However, going by the incredible response here, it is Sony that has struck a gold mine.
On Oct 30, Kolkata cop Prashant, accompanied by one of this year's top 10 finalists, Charu, would be performing at the Kalika Secondary School in west Nepal's Butwal town. It would be followed by two more concerts at Jhapa in November and Pokhara city, where he has already staged a packed show.
The November gigs are also expected to be super hits with Idol finalist Amit Paul, dubbed the boy with the golden voice by the judges, making his debut in Nepal.

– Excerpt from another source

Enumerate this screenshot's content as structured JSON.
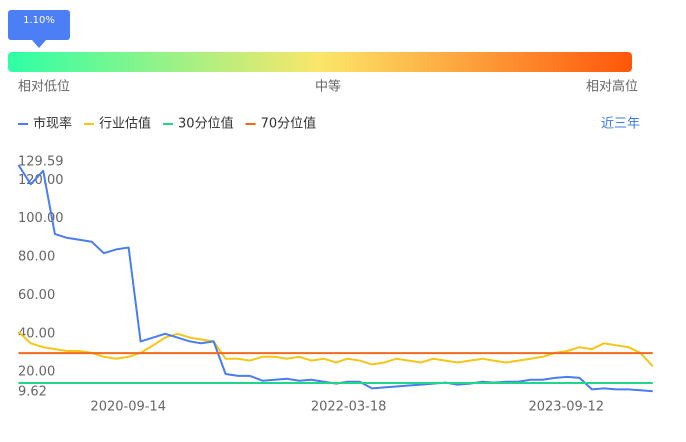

Prashant's two earlier shows in Kathmandu and Pokhara with Ankita and Dipali created a kind of mass hysteria. So great was Nepal's joy at the victory of the boy of Nepali origin that Prime Minister Girija Prasad Koirala, who has been refusing to meet powerful lawyers and student unions pleading indisposition, invited Prashant and his companions twice.
At the second meeting, Koirala even gave a gift-wrapped present to Prashant.
All this adulation is keeping Sony's cash register ringing, with the company collecting hefty fees from each show.
So great is the craze in Nepal, not just for Prashant but for the top 10, that DMI, the event management company that first brought them to Kathmandu, has now become the Sony franchisee in Nepal for staging concerts starring "Indian Idol III" contestants.
Nepal's corporates are rushing in to cash in on the craze.
Surya Nepal, ITC's joint venture in the Himalayan kingdom, sponsored the first Prashant shows to advertise its Springwood brand of men's wear.
Now McDowell will sponsor the Butwal show.
And it's not just a Nepal phenomenon.
In November, Ankita, who had never set foot abroad till last month, would head for the Big Apple with Emon for more shows there.
They would be followed in December by Prashant and Amit, who would entertain NRIs in New York, Washington, Dallas and Los Angeles.
From the US, the new singing sensations are to perform in the West Indies, South Africa and Hong Kong.
That's only for now.
Raju Singh, the DMI chief, predicts that the craze for the Idol III top 10 would last at least till May 2008.
"In the earlier contests, only the first two or three contestants were talented singers," he says. "So the others did not stay in people's memory. But in Idol III, all the top 10 have star qualities."